I told her my fantasy. To stop time for everyone but me, so that I could breathe for a little while and not have life fall apart around me. My time stop fantasy would include a massage and steam room but should you want to hop on the fantasy bandwagon, feel free to personalize. When time resumed, after a week or a day or an hour, there wouldn't be added pressure to get homework done, emails to answer, people to pick up, phone calls to return that build up so quickly whenever I take a moment for myself.

I realized, as I was pondering this post running from that PTA meeting to my next stop, that the moment of space is why I practice yoga. I'm not on a spiritual path (I'm too jaded for that). I'm not interested in hand-standing in the middle of a studio (not like that would ever happen anyway). Yoga gives me a way of opening a window in a very busy life and breathing fresh air for an hour. My phone is off. The spin in my head slows down and while it never entirely stops, it's a much welcome change from the endless list making, problem solving that occupies my thoughts. I know there's a side benefit to my practice. I'm calmer than I used to be—it's hard to maintain my former level of constant anxiety after sweating and twisting to music in a hot pink and orange room with endlessly high windows and sunlight dripping through cracks in the velvet curtains. I am grateful to have this other life that's separate from parenting, from work, from laundry, where I can escape and be just me for a little while. I wish that sort of space for all the other mothers out there, who get lost in everyone else.

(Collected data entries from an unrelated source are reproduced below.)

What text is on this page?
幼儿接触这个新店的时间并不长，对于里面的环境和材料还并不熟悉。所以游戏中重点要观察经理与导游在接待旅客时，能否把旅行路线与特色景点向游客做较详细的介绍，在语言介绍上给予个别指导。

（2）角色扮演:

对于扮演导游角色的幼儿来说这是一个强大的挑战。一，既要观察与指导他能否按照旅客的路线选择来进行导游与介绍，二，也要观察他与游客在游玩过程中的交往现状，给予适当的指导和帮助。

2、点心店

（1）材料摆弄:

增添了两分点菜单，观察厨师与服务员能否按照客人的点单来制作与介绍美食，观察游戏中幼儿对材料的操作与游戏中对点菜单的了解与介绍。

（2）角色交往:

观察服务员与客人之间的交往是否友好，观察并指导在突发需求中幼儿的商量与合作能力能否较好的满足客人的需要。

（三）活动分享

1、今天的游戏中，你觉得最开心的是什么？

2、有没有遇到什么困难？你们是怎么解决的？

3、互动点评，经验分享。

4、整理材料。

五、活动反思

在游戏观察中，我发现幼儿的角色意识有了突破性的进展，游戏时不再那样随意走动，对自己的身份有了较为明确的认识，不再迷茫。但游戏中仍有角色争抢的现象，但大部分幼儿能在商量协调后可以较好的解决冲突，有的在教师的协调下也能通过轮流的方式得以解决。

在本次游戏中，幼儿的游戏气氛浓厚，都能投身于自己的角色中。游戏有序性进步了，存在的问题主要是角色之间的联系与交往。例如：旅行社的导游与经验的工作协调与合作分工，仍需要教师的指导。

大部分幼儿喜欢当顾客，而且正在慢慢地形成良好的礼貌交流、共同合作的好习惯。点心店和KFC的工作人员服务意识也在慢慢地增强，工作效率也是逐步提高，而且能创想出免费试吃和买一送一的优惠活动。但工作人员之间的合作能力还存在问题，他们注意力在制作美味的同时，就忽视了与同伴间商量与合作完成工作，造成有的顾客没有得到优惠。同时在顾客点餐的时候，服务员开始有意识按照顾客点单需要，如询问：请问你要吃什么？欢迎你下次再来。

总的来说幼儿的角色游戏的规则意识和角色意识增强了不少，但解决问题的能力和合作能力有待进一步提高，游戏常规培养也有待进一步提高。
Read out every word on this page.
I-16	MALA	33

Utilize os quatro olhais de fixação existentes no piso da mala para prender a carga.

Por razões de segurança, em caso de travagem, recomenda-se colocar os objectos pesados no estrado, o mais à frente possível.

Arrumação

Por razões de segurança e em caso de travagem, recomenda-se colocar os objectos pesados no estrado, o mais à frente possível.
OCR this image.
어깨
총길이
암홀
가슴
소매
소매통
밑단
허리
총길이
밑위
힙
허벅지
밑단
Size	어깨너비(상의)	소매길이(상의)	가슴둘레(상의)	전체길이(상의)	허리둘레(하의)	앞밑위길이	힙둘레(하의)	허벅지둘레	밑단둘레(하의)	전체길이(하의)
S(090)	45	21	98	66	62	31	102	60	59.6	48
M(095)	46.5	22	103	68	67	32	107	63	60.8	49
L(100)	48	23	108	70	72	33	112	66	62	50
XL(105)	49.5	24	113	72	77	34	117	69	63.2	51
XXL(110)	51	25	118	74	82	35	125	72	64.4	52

And now, day 5 is complete.

2 comments:

Erin said...

Wow. This post just pegged my life, as I'm sure it will any other mother that reads it. The struggle to be perfect for our children and never drop a ball all while maintaining perfection in our job/marriage/home...it's just too much sometimes. You've enlightened me. I think I will take some time out for yoga, even if it's in my own living room after my son is in bed. Calm is a fleeting memory from when I was single, so a little taste each day couldn't hurt.

Elissa Stein said...

Sometimes I literally feel guilty by taking time for myself (especially when my little one complains bitterly about my going) but I think mothers, who work the hardest, deserve moments of calm the most. Hang in there and take care of yourself.